Шрифт:
Интервал:
Закладка:
20 мая. По случаю распространившегося по губернии вредоносного поветрия на скот и людей, в “Губернских ведомостях” напечатали, “чтобы крестьяне остерегались шарлатанского лечения знахарей и бабок, нередко расстраивающих здоровье навеки, а обращались бы тотчас за пособием к местным врачам и ветеринарам”. Что это такое? Где сии местные врачи и ветеринары? На триста верст по одному. Припоминая давно читанную мною старую книжечку английского писателя Стерна “Жизнь и мнения Тристрама Шанди”, решаю, что по окончании сего нигилизма, которого я по своему удалению от больших городов не видал, у нас начинается шандеизм, ибо сие по Стернову определению такое учение, которое “растворяет сердце и легкое и вершит очень быстро многосложное колесо жизни”. И в этом еще более убеждаюсь, потому что сей Шанди говорил, что если бы ему, как Санхо Пансе, дали бы выбирать для себя государство, то он “выбрал бы себе не коммерческое и не богатое, а такое, в котором бы непрестанно как в шутку, так и всерьез смеялись”. Все это как раз к нам подходящее: и не богаты, и не тороваты, а смешливы гораздо.
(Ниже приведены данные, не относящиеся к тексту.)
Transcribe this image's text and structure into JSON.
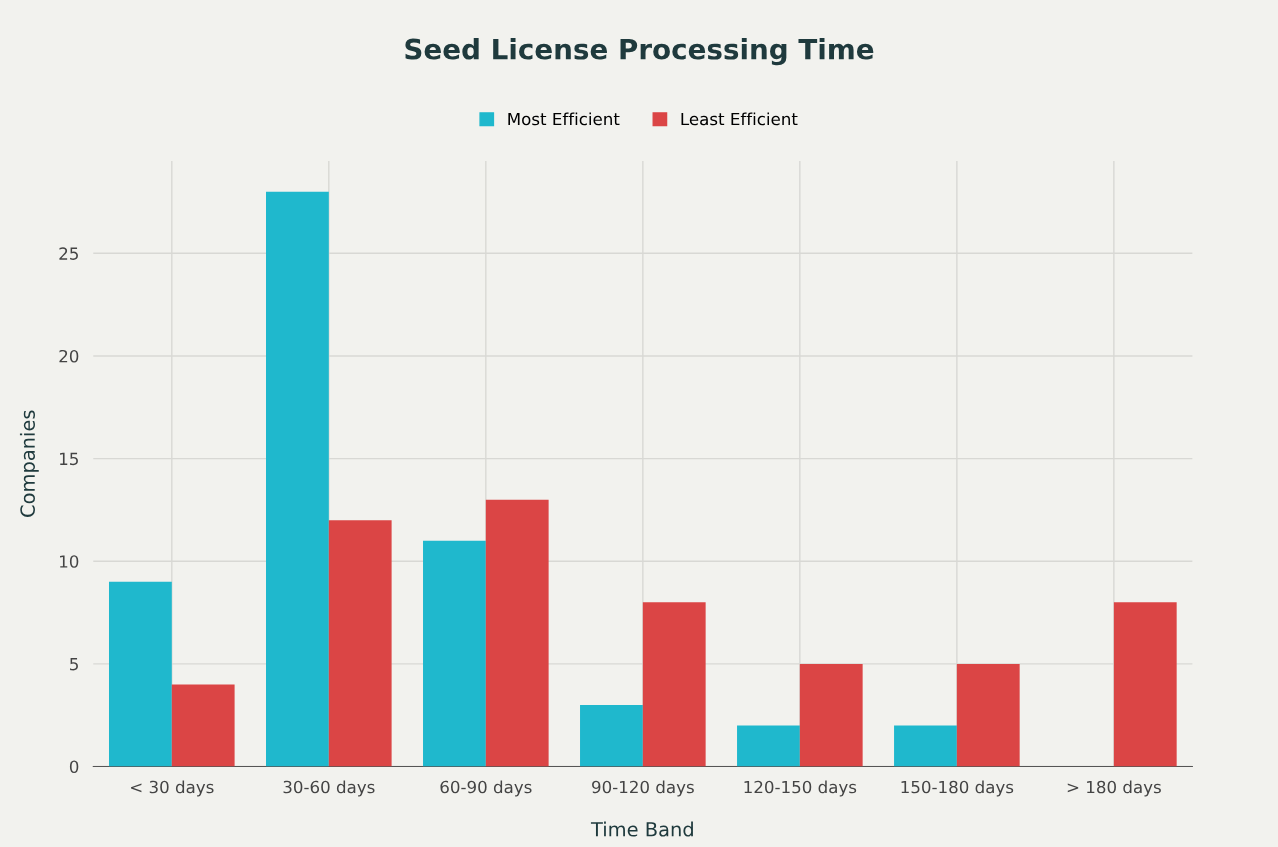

21 мая. Помещик Плодомасов вернулся из столицы и привез и мне, и отцу Захарию, и дьякону Ахилле весьма дорогие трости и показывал небольшую стеклянную лампочку с горящею жидкостью “керосин”, что добывается из нефти.
19 июня. Ездил в губернию, сдал книги и возвратился благополучно. Новость одна: некогда здесь бывший ссыльный ксендз Алоизий Конаркевич столь сильно исправился и обрусел, что принял православие, сделался иноком, отцом Алексеем, и проповедником. Значит, нашего полку прибыло.
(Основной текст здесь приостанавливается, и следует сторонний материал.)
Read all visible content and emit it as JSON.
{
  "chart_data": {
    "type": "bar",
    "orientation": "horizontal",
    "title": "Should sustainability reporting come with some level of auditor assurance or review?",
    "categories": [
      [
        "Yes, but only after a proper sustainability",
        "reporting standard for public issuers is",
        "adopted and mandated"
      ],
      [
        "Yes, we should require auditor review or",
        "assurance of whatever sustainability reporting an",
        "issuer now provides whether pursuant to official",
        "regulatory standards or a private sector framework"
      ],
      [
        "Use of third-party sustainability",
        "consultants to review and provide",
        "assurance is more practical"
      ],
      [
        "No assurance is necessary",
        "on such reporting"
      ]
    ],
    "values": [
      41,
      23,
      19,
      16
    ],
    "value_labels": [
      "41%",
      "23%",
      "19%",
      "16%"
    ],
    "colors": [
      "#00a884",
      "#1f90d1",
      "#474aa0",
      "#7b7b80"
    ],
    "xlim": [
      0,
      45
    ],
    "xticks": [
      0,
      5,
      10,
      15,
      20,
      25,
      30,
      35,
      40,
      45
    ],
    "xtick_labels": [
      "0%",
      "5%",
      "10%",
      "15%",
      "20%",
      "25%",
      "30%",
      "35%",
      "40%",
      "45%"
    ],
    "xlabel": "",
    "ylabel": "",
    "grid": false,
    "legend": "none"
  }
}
24 июля. Аминь. Всего столько во мне осталось разума, чтобы постигнуть мог, что я глуп, и ежели не во все дни живота моего был таковым, то таков ныне. Обмелел до того, что некие честолюбивые надписи поделал на подаренных тростях, дабы отличаться себе от отца Захарии, и в сей пошлой мелочности моей честно был Ахиллою дьяконом обличен. И сие в какое время досуг мой позволяет мне над сим изощряться? Когда ксендз Алоизий уже нарицается отец Алексей и… Кто этот темнолицый идет в среду нас? Боже мой! Пронзила меня мелкость моя, и я уразумел крупность врагов моих, и дрожу, как раненый елень, при виде его! Ты лжешь! Ты не Алексей, а Алоизий! Ты с Скаргой и Лойолой так хочешь удобее “сдрапать” все, как учишь драпать письмо цесарское противу костела! Боже, вразуми меня, есть все это или нет этого, или все это уже двинулось, или все это мне, выжившему из ума старику, кажется? Отселе не радуюсь, но смущаюсь, зачем он пришел в Церковь Бога моего? Отселе не съем хлеба моего в радости, пока не уразумею вхождение твое и кто ты, темнолицый?”
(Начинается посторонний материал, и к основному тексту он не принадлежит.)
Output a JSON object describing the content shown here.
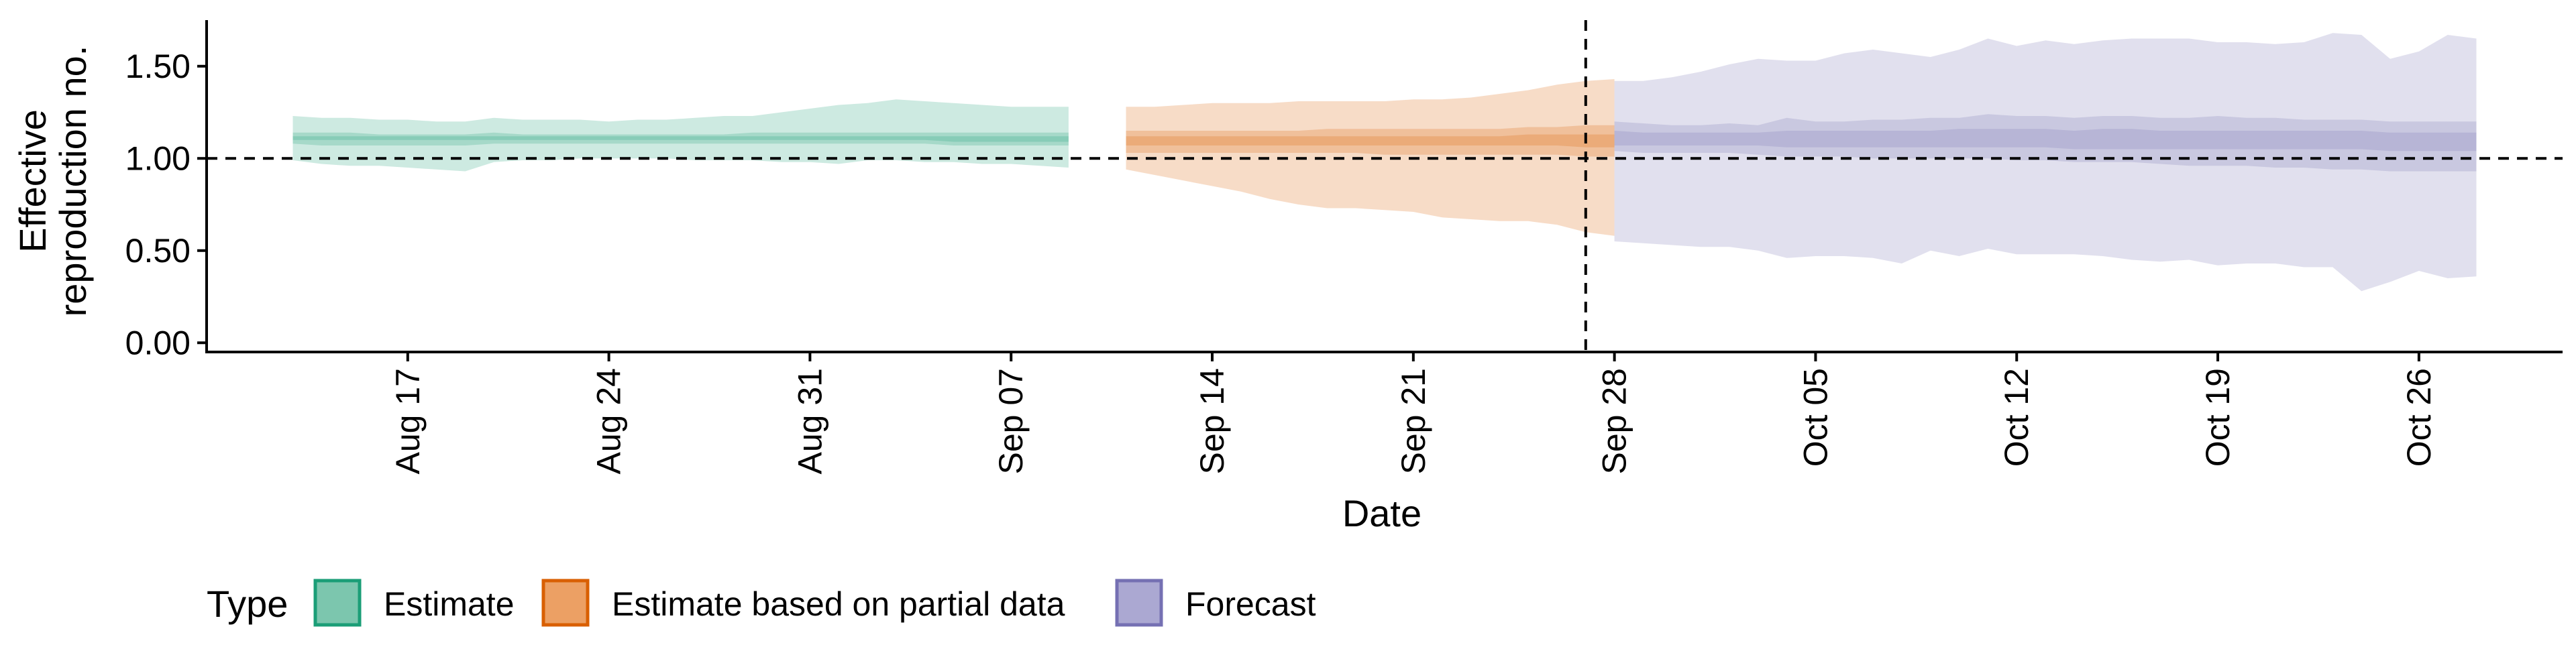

Это была последняя запись между теми, которые Савелий прочитал, сидя над своею синею книгою; затем была чистая страница, которая манила его руку “занотовать” еще одну “нотаточку”, но протоиерей не решался авторствовать. Чтение синей книги, очевидно, еще более растрепало и разбило старика, и он, сложив на раскрытых листах календаря свои руки, тихо приник к ним лбом и завел веки.
Пробыв в таком положении более получаса, отец Савелий медленно восклонился, провел по лбу рукою, принес себе с наугольного столика медную чернильницу и крупно написал: “4 июня 1864 года”.
Выставив дату, отец Савелий задумался, покусал концы переброшенной через ладонь седой бороды и начал заметку.
Эта новая, перед зарею 5 июня написанная заметка была следующего содержания.
V
Вот что написал в дневнике своем протопоп Туберозов перед утром того дня, в который дьякон Ахилла обещал матушке протопопице положить начало чему-то новому, небывалому и даже несколько страшному, так как в разговоре Ахиллы, кроме казни учителя Варнавы, был упомянут и фантастический элемент – человек, сваренный учителем в трех золяных корчагах, с разрешения начальства, и после этой выварки еще мучимый, стонущий и не дающий очень многим покоя:
“9 июня 1864 года. Я почти в исступлении. Целая жизнь прошедшая опрокинулась передо мною как решето и покрыла меня. Я сижу под этим решетом, как ощипанный грач, которого злые ребята припасли, чтобы над ним потешаться.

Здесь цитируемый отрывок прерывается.